Question

Four equal circles each of radius \[a\] units touch one another. The area enclosed between them in square units is
(a) \[3{a^2}\]
(b) \[\dfrac{{6{a^2}}}{7}\]
(c) \[\dfrac{{41{a^2}}}{7}\]
(d) \[\dfrac{{{a^2}}}{7}\]

Answer 1

Hint: We need to find the area enclosed between the four circles. The line segments joining the centres of adjacent circles forms a square. We will find the area of square and area of quadrant of a circle using the respective formulas. Using their values, we will calculate the area of the region enclosed between the four circles.

Formula Used:
We will use the following formulas:
1.The area of a square is given by the formula \[{s^2}\], where \[s\] is the length of the side of the square.
2.The area of the quadrant of a circle is given by the formula \[\dfrac{1}{4}\pi {r^2}\], where \[r\] is the radius of the circle.

Complete step-by-step answer:
First, we will draw the figure from the given information.

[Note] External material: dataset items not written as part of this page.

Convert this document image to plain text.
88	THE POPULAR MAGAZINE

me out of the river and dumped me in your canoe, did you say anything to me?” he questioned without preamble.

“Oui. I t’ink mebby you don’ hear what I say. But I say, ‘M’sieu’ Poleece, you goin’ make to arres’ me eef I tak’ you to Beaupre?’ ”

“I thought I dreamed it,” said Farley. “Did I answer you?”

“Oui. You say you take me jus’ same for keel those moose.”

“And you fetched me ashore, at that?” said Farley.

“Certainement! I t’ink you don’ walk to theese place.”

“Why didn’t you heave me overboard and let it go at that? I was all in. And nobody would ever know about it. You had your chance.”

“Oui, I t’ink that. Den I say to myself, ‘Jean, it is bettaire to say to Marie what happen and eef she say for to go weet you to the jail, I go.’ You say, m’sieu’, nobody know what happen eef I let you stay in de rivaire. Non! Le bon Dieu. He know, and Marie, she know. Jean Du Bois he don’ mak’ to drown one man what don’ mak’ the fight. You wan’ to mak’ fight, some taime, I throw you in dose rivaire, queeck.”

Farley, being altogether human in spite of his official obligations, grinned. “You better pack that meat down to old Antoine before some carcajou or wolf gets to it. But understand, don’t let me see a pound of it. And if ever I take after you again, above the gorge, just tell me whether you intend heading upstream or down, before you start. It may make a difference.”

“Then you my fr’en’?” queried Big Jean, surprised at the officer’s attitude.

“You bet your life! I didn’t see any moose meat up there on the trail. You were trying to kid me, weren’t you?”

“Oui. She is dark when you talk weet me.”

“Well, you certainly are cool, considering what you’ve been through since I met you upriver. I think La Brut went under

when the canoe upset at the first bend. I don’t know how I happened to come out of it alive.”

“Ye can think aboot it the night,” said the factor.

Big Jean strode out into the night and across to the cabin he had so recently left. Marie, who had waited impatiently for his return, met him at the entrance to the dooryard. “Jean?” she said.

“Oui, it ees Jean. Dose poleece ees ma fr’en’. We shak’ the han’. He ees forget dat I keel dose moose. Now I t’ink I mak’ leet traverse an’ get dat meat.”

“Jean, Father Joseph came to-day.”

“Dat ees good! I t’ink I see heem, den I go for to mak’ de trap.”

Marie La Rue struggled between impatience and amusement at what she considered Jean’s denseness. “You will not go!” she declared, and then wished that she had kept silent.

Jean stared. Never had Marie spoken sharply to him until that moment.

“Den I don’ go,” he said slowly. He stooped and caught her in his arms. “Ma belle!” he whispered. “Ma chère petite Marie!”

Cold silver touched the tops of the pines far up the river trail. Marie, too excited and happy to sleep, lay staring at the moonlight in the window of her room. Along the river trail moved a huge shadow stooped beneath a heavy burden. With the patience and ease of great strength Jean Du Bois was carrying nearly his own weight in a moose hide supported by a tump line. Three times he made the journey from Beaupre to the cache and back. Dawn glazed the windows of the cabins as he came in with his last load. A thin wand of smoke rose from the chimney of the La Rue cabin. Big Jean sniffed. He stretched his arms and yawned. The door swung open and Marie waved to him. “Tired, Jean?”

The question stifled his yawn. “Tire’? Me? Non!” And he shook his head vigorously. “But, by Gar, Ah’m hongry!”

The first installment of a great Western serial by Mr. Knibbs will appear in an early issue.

Here, A, B, C, and D are the four centres of the four equal circles
We need to find the area of the shaded region.
The radii of the circles with centres A and D form the line segment AD.
Similarly, we get the line segments BC, AB, and CD.
The line segment AD is the sum of the radius of the two circles with centres A and D.
Therefore, we get
\[AD = a + a = 2a\]
Similarly, we get
\[AB = BC = CD = 2a\]
We can observe that the quadrilateral formed by the four line segments is the square ABCD.
Now, we will find the area of the square ABCD.
The area of a square is given by the formula \[{s^2}\], where \[s\] is the length of the side of the square.
Substituting \[s = 2a\] in the formula for area of a square, we get
Area of square ABCD \[ = {\left( {2a} \right)^2}\]
Applying the exponent on the base, we get
\[ \Rightarrow \] Area of square ABCD \[ = 4{a^2}\]
Now, we will find the area of the quadrant of the circle with centre A.
The area of the quadrant of a circle is given by the formula \[\dfrac{1}{4}\pi {r^2}\], where \[r\] is the radius of the circle.
Substituting \[r = a\] in the formula for area of quadrant, we get
Area of quadrant of circle with centre A \[ = \dfrac{1}{4}\pi {a^2}\]
Since the four circles are equal, the area of their quadrants is also equal.
\[ \Rightarrow \] The area of the quadrant of all the four circles is \[\dfrac{1}{4}\pi {a^2}\].
From the figure, we can observe that the area enclosed by the four circles is equal to the difference in the area of the square ABCD, and the quadrants of the four circles.
Therefore, we get
Area enclosed by the four equal circles \[ = 4{a^2} - \dfrac{1}{4}\pi {a^2} - \dfrac{1}{4}\pi {a^2} - \dfrac{1}{4}\pi {a^2} - \dfrac{1}{4}\pi {a^2}\]
Converting subtraction to addition using parentheses, we get
\[ \Rightarrow \] Area enclosed by the four equal circles \[ = 4{a^2} - \left( {\dfrac{1}{4}\pi {a^2} + \dfrac{1}{4}\pi {a^2} + \dfrac{1}{4}\pi {a^2} + \dfrac{1}{4}\pi {a^2}} \right)\]
Adding the terms in the parentheses, we get
\[ \Rightarrow \] Area enclosed by the four equal circles \[ = 4{a^2} - \left( {\dfrac{4}{4}\pi {a^2}} \right) = 4{a^2} - \pi {a^2}\]
Substituting \[\pi = \dfrac{{22}}{7}\] in the expression, we get
\[ \Rightarrow \] Area enclosed by the four equal circles \[ = 4{a^2} - \dfrac{{22}}{7}{a^2}\]
Subtracting the terms in the expression, we get
\[ \Rightarrow \] Area enclosed by the four equal circles \[ = \dfrac{{28 - 22}}{7}{a^2} = \dfrac{{6{a^2}}}{7}\]
Therefore, we get the area of the enclosed area as \[\dfrac{{6{a^2}}}{7}\].
Thus, the correct option is option (b).
Note: Here, we can make a mistake by writing the answer as the area of the square. This is incorrect, because the quadrants are a part of the circles. Therefore, they are not to be included in the area of the region enclosed by the four circles. Square is a two dimensional figure which has 4 equal sides. Circle is a two dimensional figure with no edges and no vertices.